Municipal president of Monterrey
- In office 2006–2009
- Preceded by: Ricardo Canavati
- Succeeded by: Fernando Larrazábal Bretón

Personal details
- Born: September 25, 1969 (age 56) Monterrey, Nuevo León
- Party: PAN
- Alma mater: Universidad Regiomontana

= Adalberto Madero =

Mexican lawyer and politician

Adalberto Arturo Madero Quiroga (born 25 September 1969), also known as "Maderito", is a Mexican lawyer and right-wing politician from Nuevo León who has served in the upper house of the Mexican Congress. He was the municipal president of Monterrey from 2006 to 2009.

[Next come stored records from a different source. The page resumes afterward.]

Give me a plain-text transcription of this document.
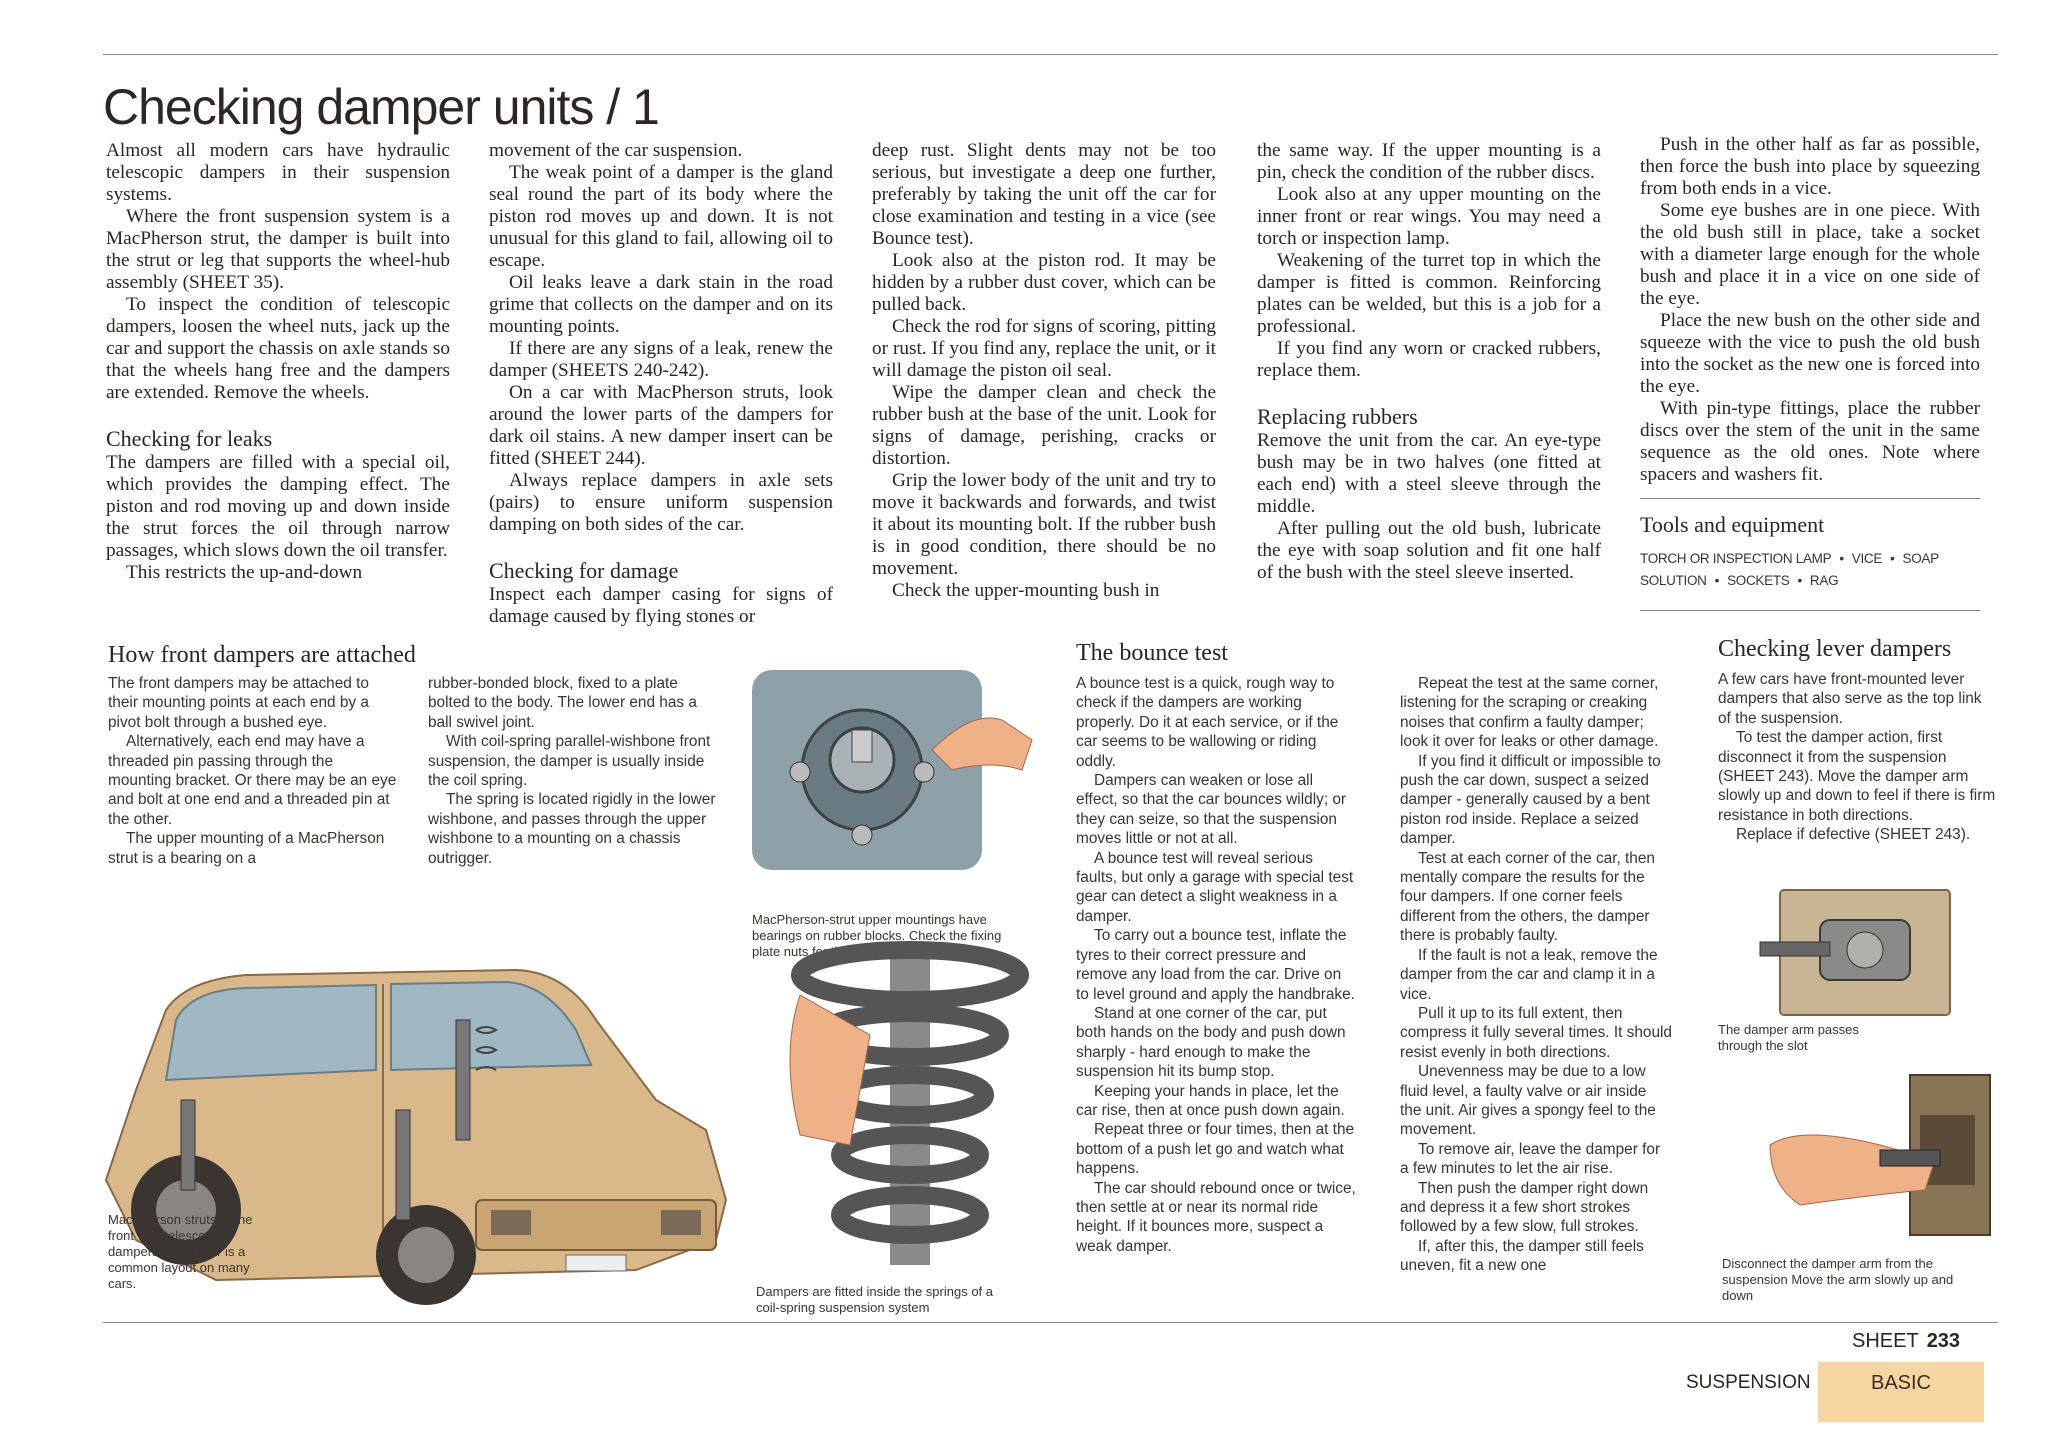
Checking damper units / 1

Almost all modern cars have hydraulic telescopic dampers in their suspension systems.

Where the front suspension system is a MacPherson strut, the damper is built into the strut or leg that supports the wheel-hub assembly (SHEET 35).

To inspect the condition of telescopic dampers, loosen the wheel nuts, jack up the car and support the chassis on axle stands so that the wheels hang free and the dampers are extended. Remove the wheels.

Checking for leaks

The dampers are filled with a special oil, which provides the damping effect. The piston and rod moving up and down inside the strut forces the oil through narrow passages, which slows down the oil transfer.

This restricts the up-and-down

movement of the car suspension.

The weak point of a damper is the gland seal round the part of its body where the piston rod moves up and down. It is not unusual for this gland to fail, allowing oil to escape.

Oil leaks leave a dark stain in the road grime that collects on the damper and on its mounting points.

If there are any signs of a leak, renew the damper (SHEETS 240-242).

On a car with MacPherson struts, look around the lower parts of the dampers for dark oil stains. A new damper insert can be fitted (SHEET 244).

Always replace dampers in axle sets (pairs) to ensure uniform suspension damping on both sides of the car.

Checking for damage

Inspect each damper casing for signs of damage caused by flying stones or

deep rust. Slight dents may not be too serious, but investigate a deep one further, preferably by taking the unit off the car for close examination and testing in a vice (see Bounce test).

Look also at the piston rod. It may be hidden by a rubber dust cover, which can be pulled back.

Check the rod for signs of scoring, pitting or rust. If you find any, replace the unit, or it will damage the piston oil seal.

Wipe the damper clean and check the rubber bush at the base of the unit. Look for signs of damage, perishing, cracks or distortion.

Grip the lower body of the unit and try to move it backwards and forwards, and twist it about its mounting bolt. If the rubber bush is in good condition, there should be no movement.

Check the upper-mounting bush in

the same way. If the upper mounting is a pin, check the condition of the rubber discs.

Look also at any upper mounting on the inner front or rear wings. You may need a torch or inspection lamp.

Weakening of the turret top in which the damper is fitted is common. Reinforcing plates can be welded, but this is a job for a professional.

If you find any worn or cracked rubbers, replace them.

Replacing rubbers

Remove the unit from the car. An eye-type bush may be in two halves (one fitted at each end) with a steel sleeve through the middle.

After pulling out the old bush, lubricate the eye with soap solution and fit one half of the bush with the steel sleeve inserted.

Push in the other half as far as possible, then force the bush into place by squeezing from both ends in a vice.

Some eye bushes are in one piece. With the old bush still in place, take a socket with a diameter large enough for the whole bush and place it in a vice on one side of the eye.

Place the new bush on the other side and squeeze with the vice to push the old bush into the socket as the new one is forced into the eye.

With pin-type fittings, place the rubber discs over the stem of the unit in the same sequence as the old ones. Note where spacers and washers fit.

Tools and equipment
TORCH OR INSPECTION LAMP • VICE • SOAP SOLUTION • SOCKETS • RAG
How front dampers are attached

The front dampers may be attached to their mounting points at each end by a pivot bolt through a bushed eye.

Alternatively, each end may have a threaded pin passing through the mounting bracket. Or there may be an eye and bolt at one end and a threaded pin at the other.

The upper mounting of a MacPherson strut is a bearing on a

rubber-bonded block, fixed to a plate bolted to the body. The lower end has a ball swivel joint.

With coil-spring parallel-wishbone front suspension, the damper is usually inside the coil spring.

The spring is located rigidly in the lower wishbone, and passes through the upper wishbone to a mounting on a chassis outrigger.

MacPherson struts at the front with telescopic dampers at the rear is a common layout on many cars.
MacPherson-strut upper mountings have bearings on rubber blocks. Check the fixing plate nuts for tightness.
Dampers are fitted inside the springs of a coil-spring suspension system
The bounce test

A bounce test is a quick, rough way to check if the dampers are working properly. Do it at each service, or if the car seems to be wallowing or riding oddly.

Dampers can weaken or lose all effect, so that the car bounces wildly; or they can seize, so that the suspension moves little or not at all.

A bounce test will reveal serious faults, but only a garage with special test gear can detect a slight weakness in a damper.

To carry out a bounce test, inflate the tyres to their correct pressure and remove any load from the car. Drive on to level ground and apply the handbrake.

Stand at one corner of the car, put both hands on the body and push down sharply - hard enough to make the suspension hit its bump stop.

Keeping your hands in place, let the car rise, then at once push down again.

Repeat three or four times, then at the bottom of a push let go and watch what happens.

The car should rebound once or twice, then settle at or near its normal ride height. If it bounces more, suspect a weak damper.

Repeat the test at the same corner, listening for the scraping or creaking noises that confirm a faulty damper; look it over for leaks or other damage.

If you find it difficult or impossible to push the car down, suspect a seized damper - generally caused by a bent piston rod inside. Replace a seized damper.

Test at each corner of the car, then mentally compare the results for the four dampers. If one corner feels different from the others, the damper there is probably faulty.

If the fault is not a leak, remove the damper from the car and clamp it in a vice.

Pull it up to its full extent, then compress it fully several times. It should resist evenly in both directions.

Unevenness may be due to a low fluid level, a faulty valve or air inside the unit. Air gives a spongy feel to the movement.

To remove air, leave the damper for a few minutes to let the air rise.

Then push the damper right down and depress it a few short strokes followed by a few slow, full strokes.

If, after this, the damper still feels uneven, fit a new one

Checking lever dampers

A few cars have front-mounted lever dampers that also serve as the top link of the suspension.

To test the damper action, first disconnect it from the suspension (SHEET 243). Move the damper arm slowly up and down to feel if there is firm resistance in both directions.

Replace if defective (SHEET 243).

The damper arm passes through the slot
Disconnect the damper arm from the suspension Move the arm slowly up and down
SHEET 233
SUSPENSION	BASIC
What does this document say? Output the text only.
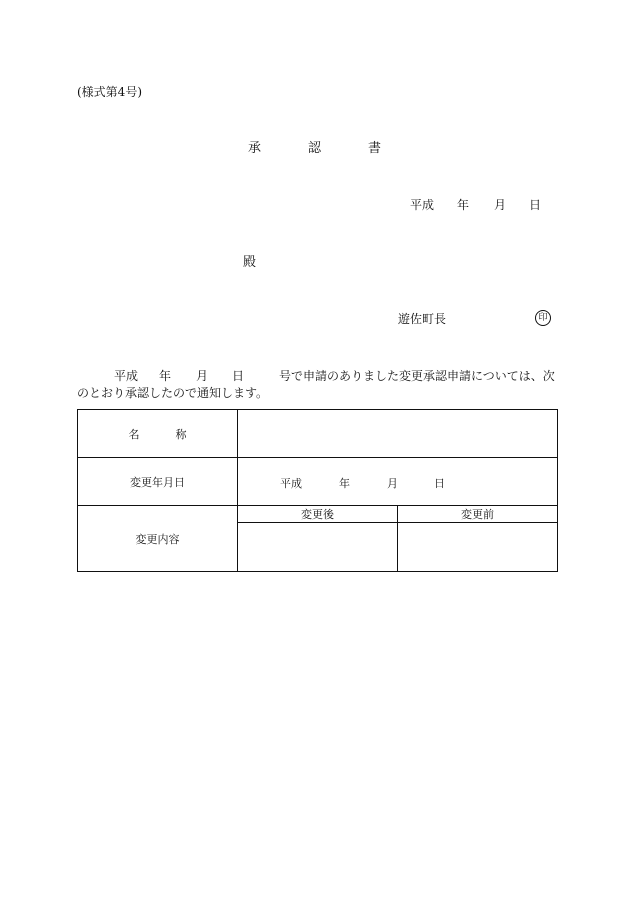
(様式第4号)
承	認	書
平成 年 月 日
殿
遊佐町長	印
平成 年 月 日	号で申請のありました変更承認申請については、次
のとおり承認したので通知します。
名 称		
変更年月日	平成 年 月 日	

変更内容	変更後	変更前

==Personal life and education==
Madero is the son of Armando Arturo Madero Almada and Nieves Quiroga de Madero. He studied law at the Universidad Regiomontana. He has speech disfluency problems.

==Political career==
Madero is a member of the National Action Party (PAN). He has been legal advisor to various PAN public servants in his native Nuevo León and has occupied different positions inside his party including Undersecretary of Finance.

He served as a local deputy in the LXVIII Legislature of the Congress of Nuevo León from 1997 to 2000. In 2000 he became one of the youngest senators to serve in Congress. In 2006 he won the elections for municipal president of Monterrey defeating the Institutional Revolutionary Party (PRI) candidate Abel Guerra.